Article on forensic linguistics

Good article on forensic linguistics in the Washington Times, with input from well-known forensic linguists (via Forensic Linguistics list).

Inter alia, Ted Kaczynski, the Unabomber, was pinned down because he wrote, ‘You can’t eat your cake and have it too’, a less common form than ‘You can’t have your cake and eat it too’, but more correct and used in middle English.

bq. Matters can be as simple as knowing that a fourth-grade dropout is unlikely to write a purported written confession to police containing the words “this perpetrator then approached my vehicle,” and as complicated as recognizing the existence of individual dialects and geographical disparities in certain words or phrases that aren’t always in the dictionary. Thus, a strip of land beside a street curb may be known variously as a “tree box,” a “county strip” or a “devil strip.”

2 thoughts on “Article on forensic linguistics

  1. “a less common form than ‘You can’t have your cake and eat it too’, but more correct”

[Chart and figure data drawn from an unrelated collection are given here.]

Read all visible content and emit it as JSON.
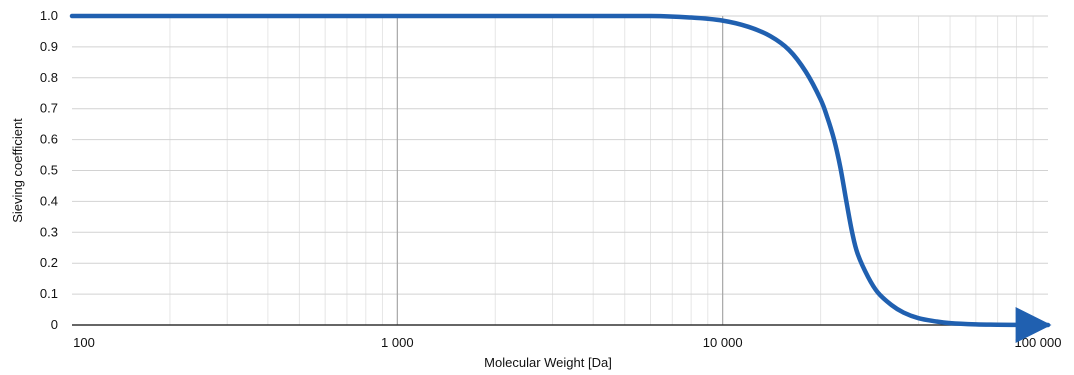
{
  "chart_data": {
    "type": "line",
    "title": "",
    "xlabel": "Molecular Weight [Da]",
    "ylabel": "Sieving coefficient",
    "xscale": "log",
    "xlim": [
      100,
      100000
    ],
    "ylim": [
      0,
      1.0
    ],
    "grid": true,
    "legend": "none",
    "x_tick_labels": [
      "100",
      "1 000",
      "10 000",
      "100 000"
    ],
    "x_tick_values": [
      100,
      1000,
      10000,
      100000
    ],
    "y_tick_labels": [
      "0",
      "0.1",
      "0.2",
      "0.3",
      "0.4",
      "0.5",
      "0.6",
      "0.7",
      "0.8",
      "0.9",
      "1.0"
    ],
    "y_tick_values": [
      0,
      0.1,
      0.2,
      0.3,
      0.4,
      0.5,
      0.6,
      0.7,
      0.8,
      0.9,
      1.0
    ],
    "series": [
      {
        "color": "#2060b0",
        "x": [
          100,
          1000,
          3000,
          6000,
          8000,
          10000,
          12000,
          14000,
          16000,
          18000,
          20000,
          21000,
          22000,
          23000,
          24000,
          25000,
          26000,
          28000,
          30000,
          33000,
          36000,
          40000,
          45000,
          50000,
          60000,
          70000,
          85000,
          100000
        ],
        "y": [
          1.0,
          1.0,
          1.0,
          1.0,
          0.995,
          0.985,
          0.965,
          0.935,
          0.89,
          0.82,
          0.73,
          0.67,
          0.6,
          0.51,
          0.4,
          0.3,
          0.23,
          0.155,
          0.105,
          0.065,
          0.04,
          0.022,
          0.012,
          0.006,
          0.002,
          0.001,
          0.0,
          0.0
        ]
      }
    ]
  }
}
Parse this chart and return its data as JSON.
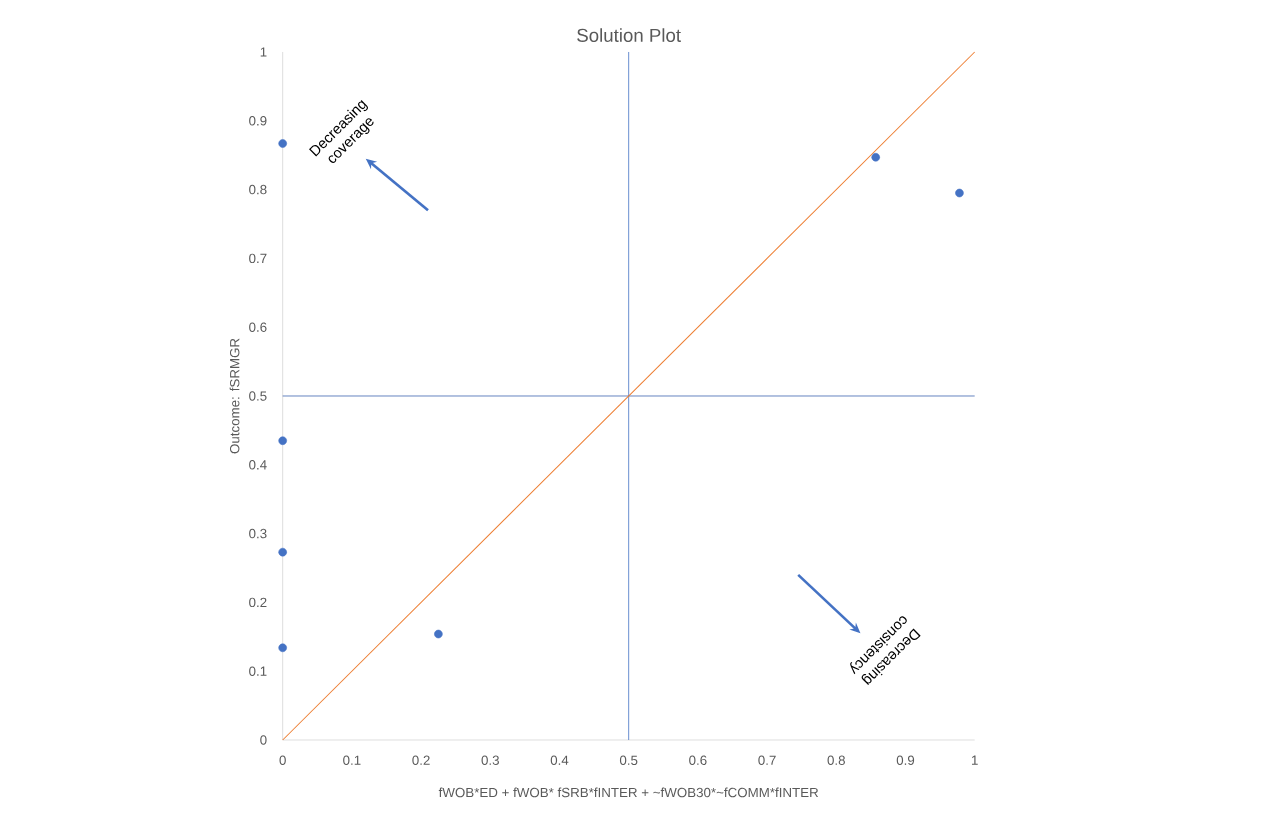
{
  "chart_data": {
    "type": "scatter",
    "title": "Solution Plot",
    "xlabel": "fWOB*ED + fWOB* fSRB*fINTER  + ~fWOB30*~fCOMM*fINTER",
    "ylabel": "Outcome: fSRMGR",
    "xlim": [
      0,
      1
    ],
    "ylim": [
      0,
      1
    ],
    "xticks": [
      0,
      0.1,
      0.2,
      0.3,
      0.4,
      0.5,
      0.6,
      0.7,
      0.8,
      0.9,
      1
    ],
    "yticks": [
      0,
      0.1,
      0.2,
      0.3,
      0.4,
      0.5,
      0.6,
      0.7,
      0.8,
      0.9,
      1
    ],
    "grid": false,
    "series": [
      {
        "color": "#4472c4",
        "marker": "circle",
        "x": [
          0,
          0,
          0,
          0,
          0.225,
          0.857,
          0.978
        ],
        "values": [
          0.867,
          0.435,
          0.273,
          0.134,
          0.154,
          0.847,
          0.795
        ]
      },
      {
        "type": "line",
        "color": "#ed7d31",
        "marker": "none",
        "x": [
          0,
          1
        ],
        "values": [
          0,
          1
        ]
      }
    ],
    "ref_lines": [
      {
        "axis": "x",
        "value": 0.5,
        "color": "#4472c4"
      },
      {
        "axis": "y",
        "value": 0.5,
        "color": "#3f64b0"
      }
    ],
    "annotations": [
      "Decreasing coverage",
      "Decreasing consistency"
    ]
  }
}
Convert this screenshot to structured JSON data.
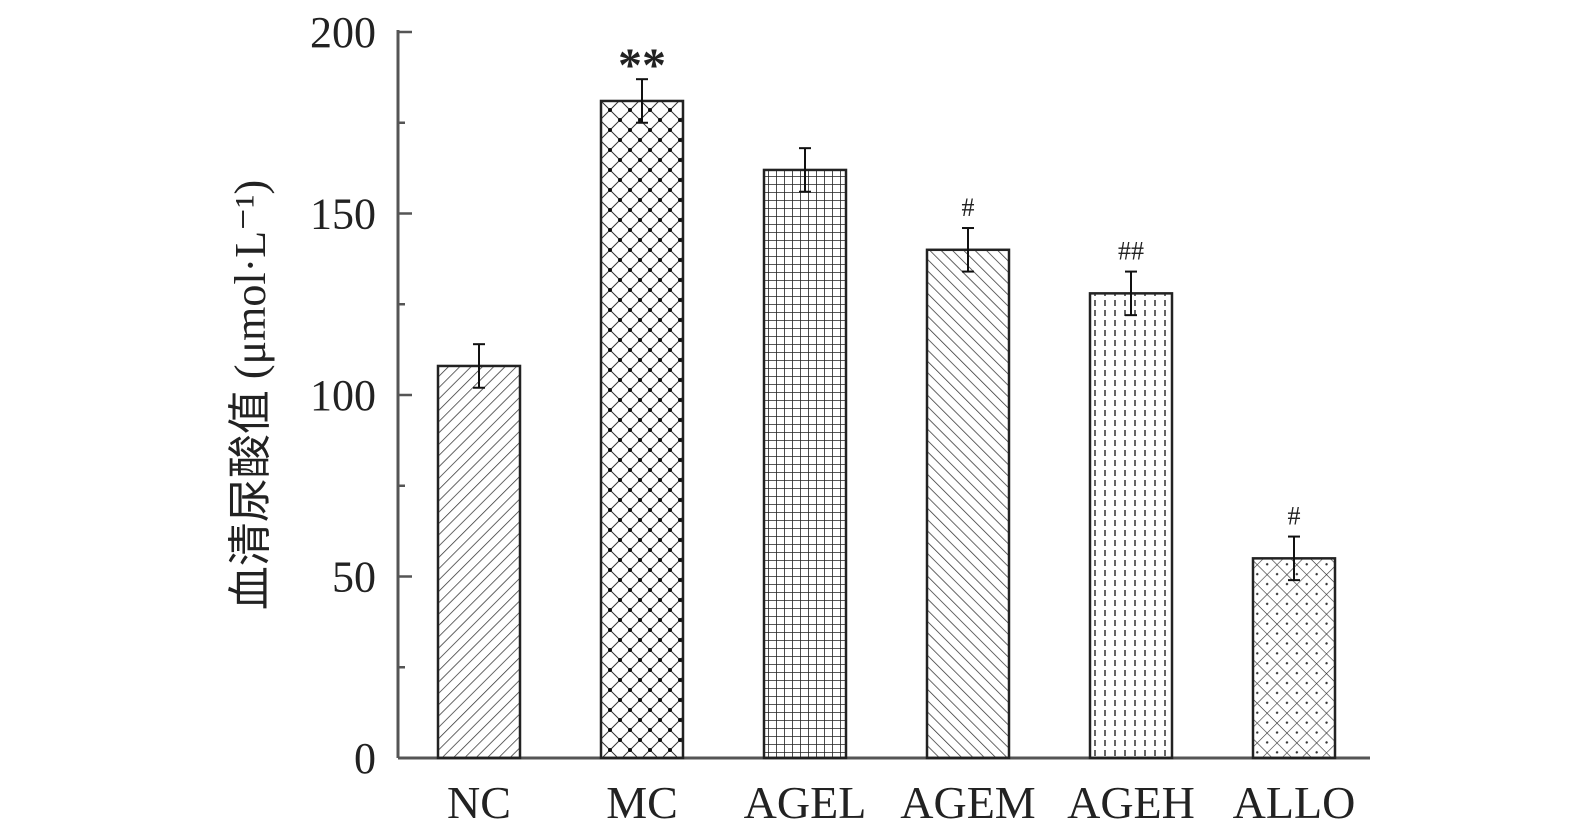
{
  "chart_data": {
    "type": "bar",
    "title": "",
    "xlabel": "",
    "ylabel": "血清尿酸值 (μmol·L⁻¹)",
    "categories": [
      "NC",
      "MC",
      "AGEL",
      "AGEM",
      "AGEH",
      "ALLO"
    ],
    "values": [
      108,
      181,
      162,
      140,
      128,
      55
    ],
    "errors": [
      6,
      6,
      6,
      6,
      6,
      6
    ],
    "annotations": [
      "",
      "**",
      "",
      "#",
      "##",
      "#"
    ],
    "ylim": [
      0,
      200
    ],
    "yticks": [
      0,
      50,
      100,
      150,
      200
    ],
    "yticks_minor": [
      25,
      75,
      125,
      175
    ],
    "grid": false,
    "colors": {
      "bar_edge": "#222222",
      "pattern": "#333333",
      "axis": "#555555"
    }
  }
}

    Why more correct? ‘And’ is a commutative operator, unlike ‘if . . . then’. Order makes no difference.

    Bob

  2. Actually, I’m rather late with this report and I see that Language Log has already discussed it here – Benjamin Zimmer shares your suspicion of the Washington Times article’s reference, and there is a reply from the originator of the reference to having your cake, James R. Fitzgerald.